In case you haven't heard of it yet. A Poken is a small, relatively cheap1) USB device. Besides the USB connector, it has a two colored LED (red/green), a button, some RFID hardware and a animal/alien shaped plastic cap of questionable aesthetics covering the connector.
So what is it good for? It is best described as “business card 2.0”2). Instead of exchanging little paper cards with people you meet, you just hold your Poken to the Poken of your acquaintance and your contact data and social media profiles are exchanged by some RFID magic.
Well, so far the theory. Of course the Poken device doesn't store all your data directly on the device. Instead the Pokens exchange device IDs and timestamps during the handshake3).
When connected to your computer the Poken is recognized as standard mass storage device containing an HTML file and a plain text help file. Platform independent and simple – good. Unfortunately that's where the good things end.
Opening said HTML file will redirect you to the Poken website, where you have to register your Poken. To do so, you need to create an account of course. No OpenID support unfortunately, but it gets uglier.
As I said the idea is not only to exchange your traditional contact data but your social media profiles as well. You can choose from a list of predefined social network sites4), enter your username/emailaddress and WTF? Are they seriously asking for my password there?

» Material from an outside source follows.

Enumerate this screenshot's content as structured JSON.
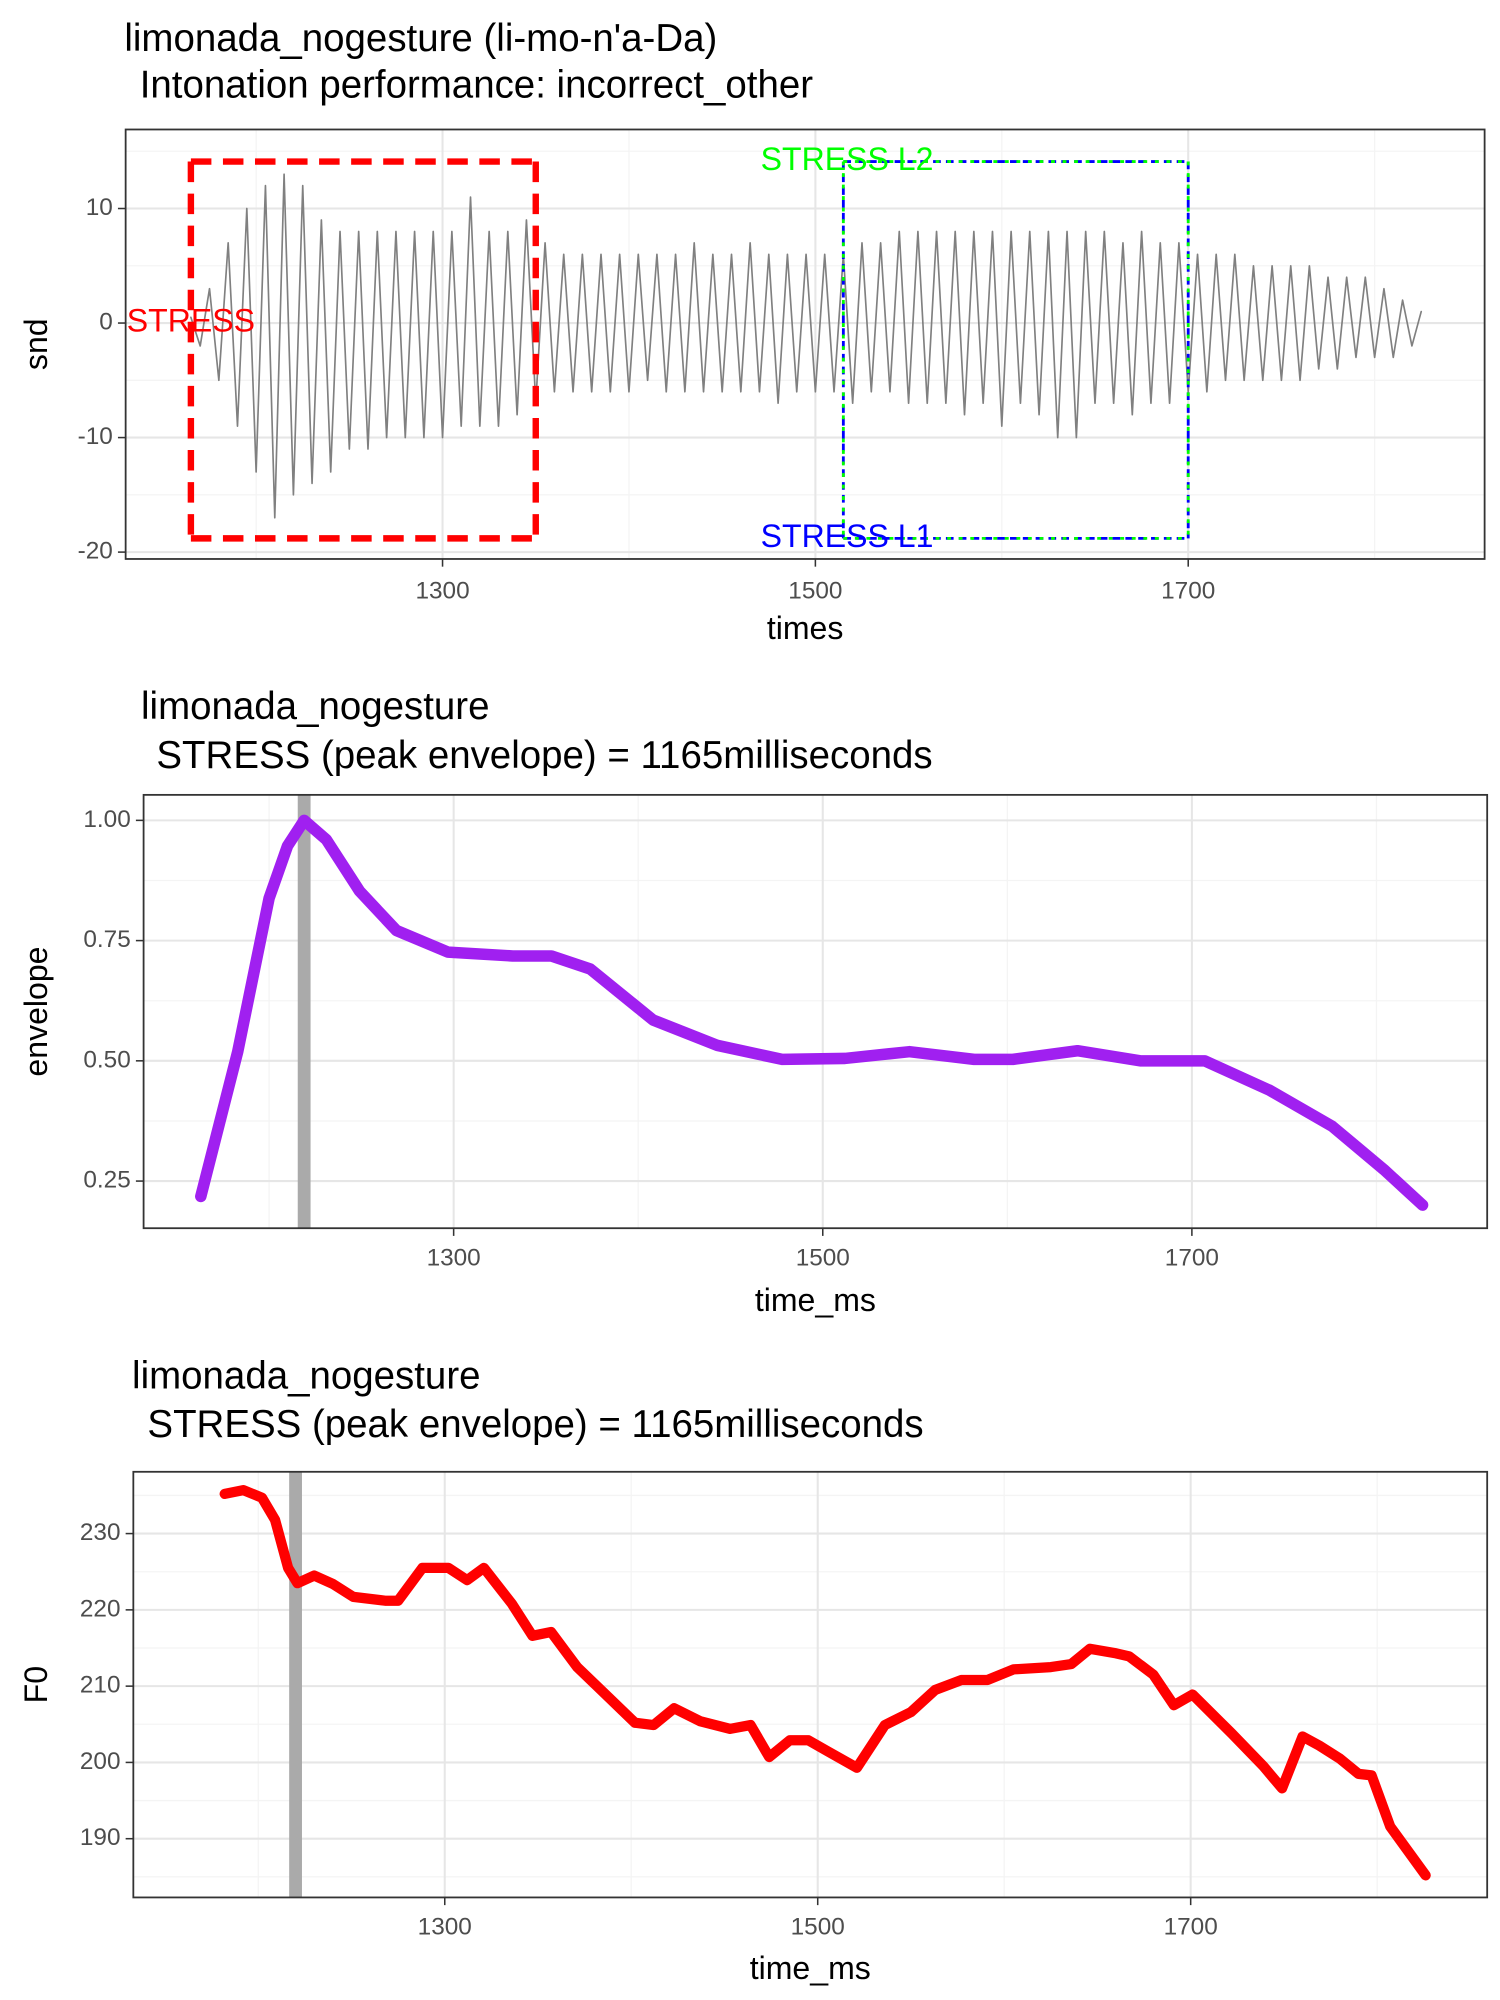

A random website asking me to provide them full access to all my social network profiles!? They must be kidding, but they are not:
Your password confirms that this really is your account at the social network - we don't store this password
Yeah, sure, as if anyone would verify what I print on my business cards. I can't understand how this still seems a perfectly normal thing to do for websites. And what surprises me even more is how many people simply give away their passwords just like that…
It is so sad. I so want to love the Poken because the initial idea is just nice. But their software side implementation decisions are just so amateurish that it is really ruining the whole thing for me.
My Poken identity now simply points people to http://www.splitbrain.org/personal which lists all my social web profiles.
PS: I just came across the name for this bad habit of asking for people's passwords: it's called the Password Anti-Pattern.